Slovakian left-wing nationalist Prime Minister Robert Fico has reiterated his claim that Ukraine will not become a member of NATO as long as he is the leader of Slovakia.
“Ukraine’s accession to NATO would be a good basis for a third world war,” Fico said in an interview on Sunday, October 6th, one day before his visit to Ukraine.
The conservative government of Hungary along with Fico’s cabinet—which came to power a year ago— have been the only governments in the EU who have refused to send weapons to Ukraine, and have criticised EU sanctions against Russia for harming Europe’s economy.
The two countries have been in a bitter dispute with Ukraine following Kyiv’s decision to halt Russian company Lukoil’s pipeline oil exports through the territory of Ukraine, and into Hungary and Slovakia, endangering the two countries’ energy security.
Echoing Hungarian Prime Minister Viktor Orbán’s words, Robert Fico has said that the EU must strive for peace, instead of fanning the flames of the Russian-Ukrainian war.
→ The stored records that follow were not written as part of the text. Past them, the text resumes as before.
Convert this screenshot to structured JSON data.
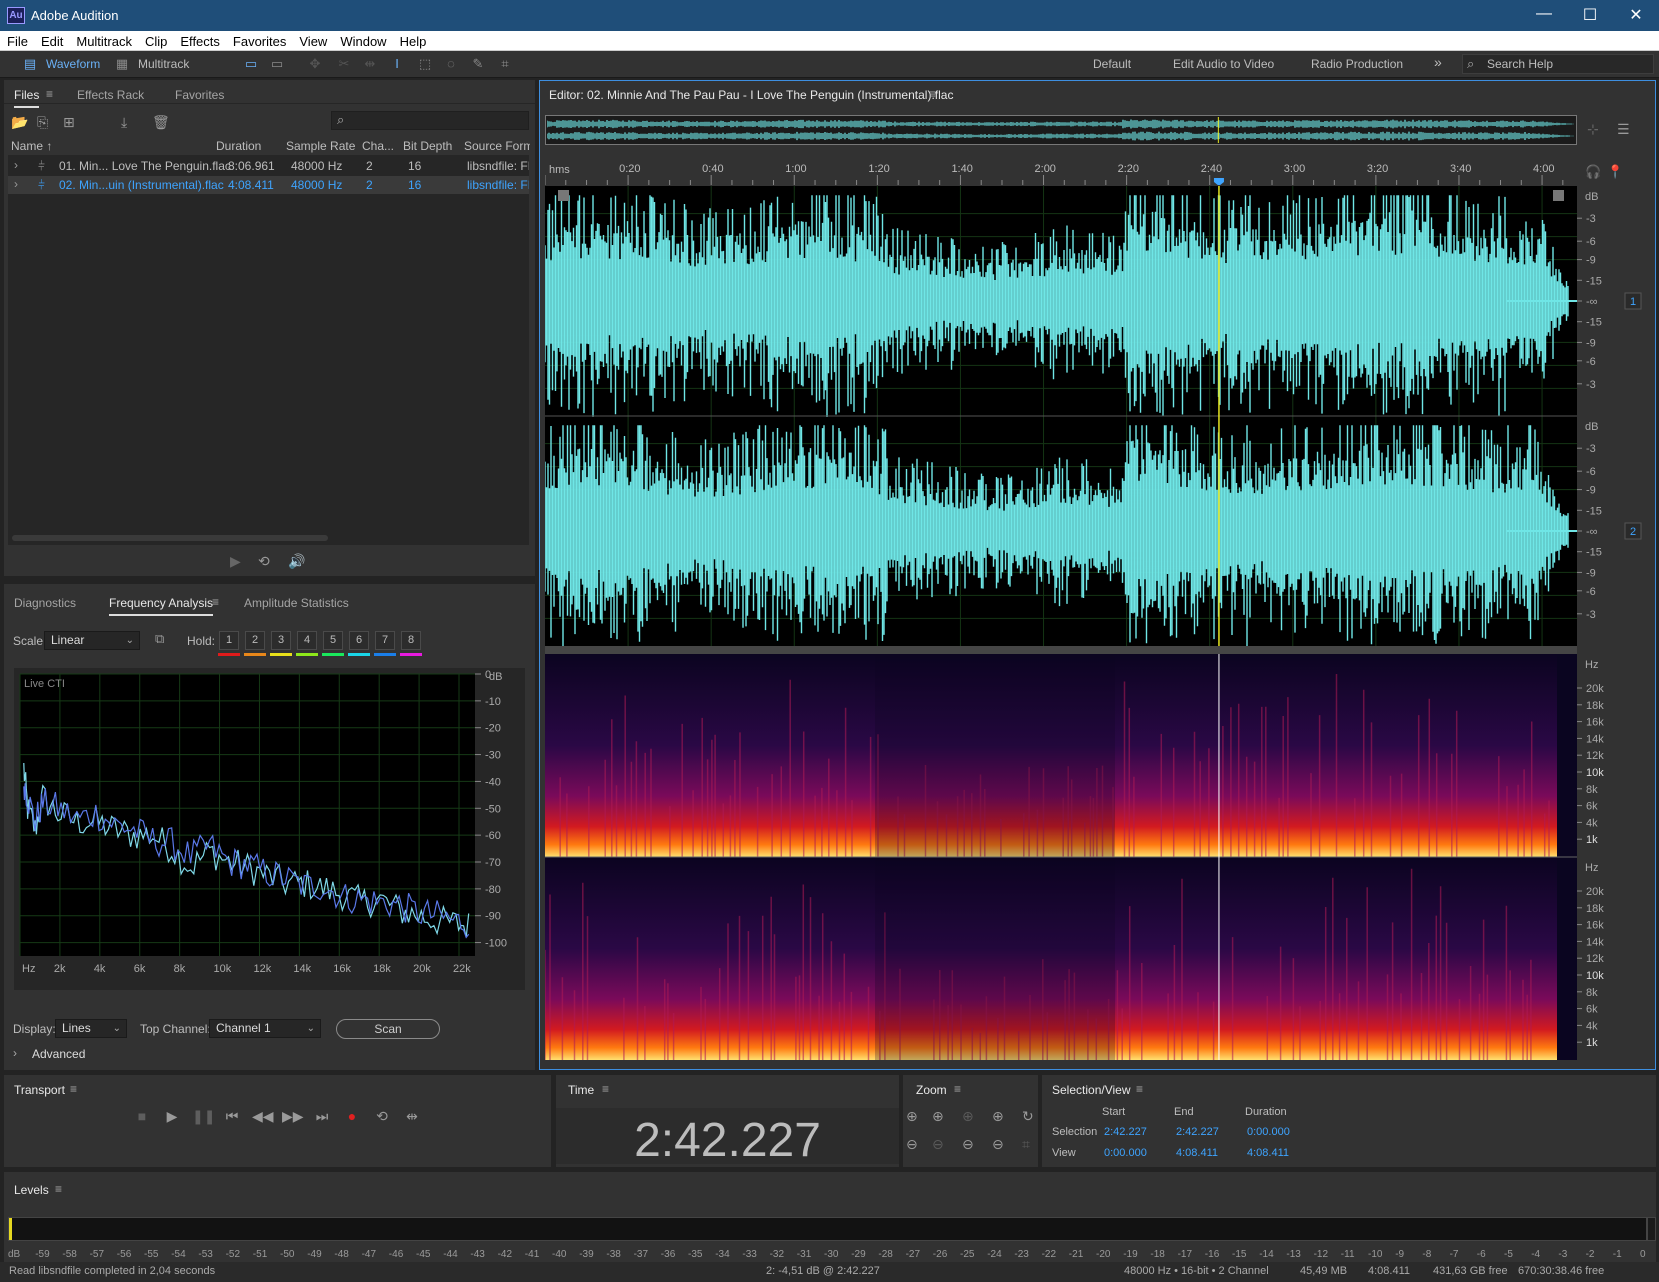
{
  "window": {
    "title": "Adobe Audition",
    "logo": "Au",
    "minimize": "—",
    "maximize": "☐",
    "close": "✕"
  },
  "menu": [
    "File",
    "Edit",
    "Multitrack",
    "Clip",
    "Effects",
    "Favorites",
    "View",
    "Window",
    "Help"
  ],
  "toolbar": {
    "waveform": "Waveform",
    "multitrack": "Multitrack",
    "workspaces": [
      "Default",
      "Edit Audio to Video",
      "Radio Production"
    ],
    "more": "»",
    "search_placeholder": "Search Help"
  },
  "files_panel": {
    "tabs": [
      "Files",
      "Effects Rack",
      "Favorites"
    ],
    "columns": [
      "Name ↑",
      "Duration",
      "Sample Rate",
      "Cha...",
      "Bit Depth",
      "Source Form"
    ],
    "rows": [
      {
        "name": "01. Min... Love The Penguin.flac",
        "duration": "8:06.961",
        "rate": "48000 Hz",
        "ch": "2",
        "depth": "16",
        "src": "libsndfile: FL",
        "selected": false
      },
      {
        "name": "02. Min...uin (Instrumental).flac",
        "duration": "4:08.411",
        "rate": "48000 Hz",
        "ch": "2",
        "depth": "16",
        "src": "libsndfile: FL",
        "selected": true
      }
    ]
  },
  "analysis_panel": {
    "tabs": [
      "Diagnostics",
      "Frequency Analysis",
      "Amplitude Statistics"
    ],
    "scale_label": "Scale:",
    "scale_value": "Linear",
    "hold_label": "Hold:",
    "hold": [
      "1",
      "2",
      "3",
      "4",
      "5",
      "6",
      "7",
      "8"
    ],
    "hold_colors": [
      "#e01b1b",
      "#e8871a",
      "#e8e01a",
      "#8ee81a",
      "#1ae85c",
      "#1ad6e8",
      "#1a7ee8",
      "#e81ae0"
    ],
    "chart_caption": "Live CTI",
    "display_label": "Display:",
    "display_value": "Lines",
    "top_channel_label": "Top Channel:",
    "top_channel_value": "Channel 1",
    "scan": "Scan",
    "advanced": "Advanced"
  },
  "chart_data": {
    "type": "line",
    "xlabel": "Hz",
    "ylabel": "dB",
    "x_ticks": [
      "Hz",
      "2k",
      "4k",
      "6k",
      "8k",
      "10k",
      "12k",
      "14k",
      "16k",
      "18k",
      "20k",
      "22k"
    ],
    "y_ticks": [
      "0",
      "-10",
      "-20",
      "-30",
      "-40",
      "-50",
      "-60",
      "-70",
      "-80",
      "-90",
      "-100"
    ],
    "xlim": [
      0,
      24000
    ],
    "ylim": [
      -105,
      0
    ],
    "series": [
      {
        "color": "#7fd8e8",
        "x": [
          200,
          400,
          800,
          1200,
          2000,
          3000,
          4000,
          5000,
          6000,
          7000,
          8000,
          9000,
          10000,
          11000,
          12000,
          13000,
          14000,
          15000,
          16000,
          17000,
          18000,
          19000,
          20000,
          21000,
          22000,
          23000,
          23800
        ],
        "y": [
          -35,
          -50,
          -58,
          -46,
          -52,
          -55,
          -55,
          -58,
          -60,
          -60,
          -65,
          -72,
          -66,
          -70,
          -72,
          -75,
          -78,
          -78,
          -80,
          -82,
          -85,
          -84,
          -88,
          -90,
          -92,
          -93,
          -94
        ]
      },
      {
        "color": "#5a78e8",
        "x": [
          200,
          400,
          800,
          1200,
          2000,
          3000,
          4000,
          5000,
          6000,
          7000,
          8000,
          9000,
          10000,
          11000,
          12000,
          13000,
          14000,
          15000,
          16000,
          17000,
          18000,
          19000,
          20000,
          21000,
          22000,
          23000,
          23800
        ],
        "y": [
          -40,
          -46,
          -55,
          -48,
          -50,
          -54,
          -52,
          -56,
          -58,
          -62,
          -63,
          -68,
          -64,
          -70,
          -71,
          -74,
          -76,
          -79,
          -79,
          -83,
          -84,
          -85,
          -86,
          -89,
          -90,
          -92,
          -93
        ]
      }
    ]
  },
  "editor": {
    "title": "Editor: 02. Minnie And The Pau Pau - I Love The Penguin (Instrumental).flac",
    "ruler_unit": "hms",
    "ruler_ticks": [
      "0:20",
      "0:40",
      "1:00",
      "1:20",
      "1:40",
      "2:00",
      "2:20",
      "2:40",
      "3:00",
      "3:20",
      "3:40",
      "4:00"
    ],
    "db_label": "dB",
    "db_ticks_ch1": [
      "-3",
      "-6",
      "-9",
      "-15",
      "-∞",
      "-15",
      "-9",
      "-6",
      "-3"
    ],
    "db_ticks_ch2": [
      "-3",
      "-6",
      "-9",
      "-15",
      "-∞",
      "-15",
      "-9",
      "-6",
      "-3"
    ],
    "channel_badges": [
      "1",
      "2"
    ],
    "hz_label": "Hz",
    "hz_ticks": [
      "20k",
      "18k",
      "16k",
      "14k",
      "12k",
      "10k",
      "8k",
      "6k",
      "4k",
      "1k"
    ],
    "playhead_time": 162.227,
    "duration_seconds": 248.411,
    "waveform_color": "#6fe6e6",
    "playhead_color": "#e5e520"
  },
  "transport": {
    "title": "Transport",
    "buttons": [
      "stop",
      "play",
      "pause",
      "to-start",
      "rewind",
      "fast-forward",
      "to-end",
      "record",
      "loop",
      "skip-selection"
    ]
  },
  "time": {
    "title": "Time",
    "value": "2:42.227"
  },
  "zoom": {
    "title": "Zoom"
  },
  "selection_view": {
    "title": "Selection/View",
    "headers": [
      "Start",
      "End",
      "Duration"
    ],
    "rows": [
      {
        "label": "Selection",
        "start": "2:42.227",
        "end": "2:42.227",
        "duration": "0:00.000"
      },
      {
        "label": "View",
        "start": "0:00.000",
        "end": "4:08.411",
        "duration": "4:08.411"
      }
    ]
  },
  "levels": {
    "title": "Levels",
    "ticks": [
      "dB",
      "-59",
      "-58",
      "-57",
      "-56",
      "-55",
      "-54",
      "-53",
      "-52",
      "-51",
      "-50",
      "-49",
      "-48",
      "-47",
      "-46",
      "-45",
      "-44",
      "-43",
      "-42",
      "-41",
      "-40",
      "-39",
      "-38",
      "-37",
      "-36",
      "-35",
      "-34",
      "-33",
      "-32",
      "-31",
      "-30",
      "-29",
      "-28",
      "-27",
      "-26",
      "-25",
      "-24",
      "-23",
      "-22",
      "-21",
      "-20",
      "-19",
      "-18",
      "-17",
      "-16",
      "-15",
      "-14",
      "-13",
      "-12",
      "-11",
      "-10",
      "-9",
      "-8",
      "-7",
      "-6",
      "-5",
      "-4",
      "-3",
      "-2",
      "-1",
      "0"
    ]
  },
  "status": {
    "left": "Read libsndfile completed in 2,04 seconds",
    "cursor": "2: -4,51 dB @ 2:42.227",
    "format": "48000 Hz • 16-bit • 2 Channel",
    "size": "45,49 MB",
    "duration": "4:08.411",
    "free": "431,63 GB free",
    "free_time": "670:30:38.46 free"
  }
}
“There is a military conflict in a neighbouring country where Slavs are killing each other, and Europe is significantly supporting this killing, which I just don’t understand,” he said on Sunday.
Comments like these, and Fico’s desire to pursue a sovereign foreign policy, have drawn the ire of the European liberal elites who are intent on punishing his government and withholding EU funds under a ‘rule of law’ pretext.
Fico—who survived an assassination attempt by a pro-Ukrainian protester in May—has previously said that the war cannot be solved militarily: Russia would never give back Crimea, the Ukrainian peninsula it annexed in 2014, and its troops would never leave the eastern Ukraine territories it invaded. While Europe has to prepare for a Russian military victory, NATO cannot get involved as it would provoke a new world war, he said earlier this year.
While many NATO member states have welcomed the idea of Ukraine joining NATO, and the joint statement made at the military alliance’s summit in July declares that Ukraine is on an “irreversible” path to membership, in practice, all NATO members would have to agree to accept Ukraine. The country would only be able to join the alliance once its war with Russia is over.
Nevertheless, on his first visit to Ukraine a few days ago, new NATO chief Mark Rutte insisted that “Ukraine is closer to NATO than ever before.”
While the Slovakian PM believes Ukraine joining NATO would be a provocation in the eyes of Moscow, Fico has no problem with Ukraine wanting to join the EU. “We support your path to the EU 100%. Your membership will be important and valuable for us,” he told his Ukrainian counterpart Denys Shmyhal at their meeting near the western Ukrainian city of Uzhhorod on Monday.